Jack Sewell

Personal information
- Full name: John T. Sewell
- Born: c. 1926
- Died: 28 April 1955 (aged 29) Staincliffe General Hospital, Dewsbury

Playing information
- Position: Prop
Club
| Years | Team | Pld | T | G | FG | P |
| ≤1949–Nov 49 | Dewsbury |  |  |  |  |  |
| Nov 1949–51 | Batley |  |  |  |  |  |
|  | Total | 0 | 0 | 0 | 0 | 0 |

= Jack Sewell (rugby league) =

English rugby league footballer

John T. Sewell (c. 1926 – 28 April 1955) was a professional rugby league footballer who played in the 1940s and 1950s.

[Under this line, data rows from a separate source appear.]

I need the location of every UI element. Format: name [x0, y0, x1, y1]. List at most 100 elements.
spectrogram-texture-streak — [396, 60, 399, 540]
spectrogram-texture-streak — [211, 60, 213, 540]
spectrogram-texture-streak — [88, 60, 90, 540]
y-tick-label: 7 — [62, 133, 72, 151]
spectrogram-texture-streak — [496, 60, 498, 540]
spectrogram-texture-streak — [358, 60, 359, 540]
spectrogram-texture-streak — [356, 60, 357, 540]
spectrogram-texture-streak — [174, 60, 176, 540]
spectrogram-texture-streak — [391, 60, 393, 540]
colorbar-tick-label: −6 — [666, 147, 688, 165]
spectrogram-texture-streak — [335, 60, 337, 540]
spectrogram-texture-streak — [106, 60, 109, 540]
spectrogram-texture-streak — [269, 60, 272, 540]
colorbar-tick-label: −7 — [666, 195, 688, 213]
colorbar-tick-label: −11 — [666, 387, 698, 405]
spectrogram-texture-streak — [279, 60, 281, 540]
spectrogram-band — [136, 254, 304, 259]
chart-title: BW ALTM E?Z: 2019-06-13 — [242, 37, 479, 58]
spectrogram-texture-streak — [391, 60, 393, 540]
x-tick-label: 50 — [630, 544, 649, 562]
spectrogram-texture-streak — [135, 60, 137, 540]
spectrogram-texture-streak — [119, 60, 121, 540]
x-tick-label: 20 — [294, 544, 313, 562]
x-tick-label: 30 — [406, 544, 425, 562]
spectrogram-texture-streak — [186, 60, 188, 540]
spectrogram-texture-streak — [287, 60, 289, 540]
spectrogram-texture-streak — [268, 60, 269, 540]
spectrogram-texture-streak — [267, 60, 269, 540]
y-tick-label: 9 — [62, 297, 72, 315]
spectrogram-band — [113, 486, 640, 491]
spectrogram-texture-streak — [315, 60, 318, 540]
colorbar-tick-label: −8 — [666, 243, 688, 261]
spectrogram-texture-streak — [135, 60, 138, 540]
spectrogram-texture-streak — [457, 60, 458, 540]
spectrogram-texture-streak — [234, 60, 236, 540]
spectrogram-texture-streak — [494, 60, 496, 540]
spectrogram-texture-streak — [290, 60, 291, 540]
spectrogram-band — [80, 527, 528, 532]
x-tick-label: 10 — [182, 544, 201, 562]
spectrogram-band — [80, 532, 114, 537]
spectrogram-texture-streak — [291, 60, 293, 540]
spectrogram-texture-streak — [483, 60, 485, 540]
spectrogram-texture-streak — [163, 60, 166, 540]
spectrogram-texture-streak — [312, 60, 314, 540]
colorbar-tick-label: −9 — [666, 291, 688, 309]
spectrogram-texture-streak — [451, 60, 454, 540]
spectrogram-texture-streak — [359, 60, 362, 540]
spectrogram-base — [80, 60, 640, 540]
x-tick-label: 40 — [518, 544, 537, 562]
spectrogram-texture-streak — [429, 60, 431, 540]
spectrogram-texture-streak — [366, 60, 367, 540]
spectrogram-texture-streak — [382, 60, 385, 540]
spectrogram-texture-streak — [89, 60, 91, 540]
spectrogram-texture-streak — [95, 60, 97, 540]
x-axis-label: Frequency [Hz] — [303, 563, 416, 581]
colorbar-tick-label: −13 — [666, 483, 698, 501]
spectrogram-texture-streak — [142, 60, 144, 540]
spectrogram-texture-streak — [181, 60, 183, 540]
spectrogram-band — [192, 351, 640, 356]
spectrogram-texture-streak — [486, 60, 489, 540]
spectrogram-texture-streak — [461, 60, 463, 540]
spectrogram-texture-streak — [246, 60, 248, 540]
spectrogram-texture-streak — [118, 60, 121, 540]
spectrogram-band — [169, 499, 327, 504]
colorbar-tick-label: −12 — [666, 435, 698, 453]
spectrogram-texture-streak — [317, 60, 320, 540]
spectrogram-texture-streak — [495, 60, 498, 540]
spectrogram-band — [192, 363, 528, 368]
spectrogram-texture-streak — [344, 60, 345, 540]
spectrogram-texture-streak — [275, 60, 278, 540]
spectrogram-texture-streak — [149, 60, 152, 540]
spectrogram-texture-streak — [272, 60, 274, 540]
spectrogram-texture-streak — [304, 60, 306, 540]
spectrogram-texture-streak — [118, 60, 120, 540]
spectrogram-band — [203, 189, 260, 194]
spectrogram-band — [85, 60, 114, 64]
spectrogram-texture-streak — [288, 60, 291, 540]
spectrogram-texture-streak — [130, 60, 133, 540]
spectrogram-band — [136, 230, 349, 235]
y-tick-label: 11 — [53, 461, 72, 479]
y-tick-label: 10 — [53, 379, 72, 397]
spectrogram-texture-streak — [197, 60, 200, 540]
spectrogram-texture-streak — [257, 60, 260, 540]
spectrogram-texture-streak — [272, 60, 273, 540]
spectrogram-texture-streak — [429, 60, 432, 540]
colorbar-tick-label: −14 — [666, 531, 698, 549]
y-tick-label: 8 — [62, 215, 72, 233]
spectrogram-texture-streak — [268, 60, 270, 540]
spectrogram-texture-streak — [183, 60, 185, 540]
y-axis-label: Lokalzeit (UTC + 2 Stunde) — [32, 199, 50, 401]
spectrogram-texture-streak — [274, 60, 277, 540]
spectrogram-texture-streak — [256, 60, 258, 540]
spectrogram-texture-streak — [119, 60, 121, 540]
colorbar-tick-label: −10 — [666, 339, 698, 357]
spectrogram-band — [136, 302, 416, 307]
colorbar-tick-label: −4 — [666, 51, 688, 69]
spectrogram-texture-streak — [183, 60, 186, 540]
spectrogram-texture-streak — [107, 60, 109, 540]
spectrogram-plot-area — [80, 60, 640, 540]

He played at club level for Leeds City Boys ARLFC, Dewsbury and Batley, as a .

==Playing career==
Sewell was transferred from Dewsbury to Batley in November 1949, he played his last match for Batley, against Widnes at Naughton Park, Widnes on Saturday 24 March 1951, he sustained a head injury in the first-half of this match, and complained of a headache at half-time, but completed the match, however on the return journey by motor coach he became unconscious, and later suffered paralysis down one-side of his body, and aphasia (Loss of the ability to produce and/or comprehend language), and was subsequently transferred from Staincliffe General Hospital (near his home on Willians Road (off Halifax Road), Dewsbury) to Leeds General Infirmary, 4-years later he subsequently died from complications arising from his injury.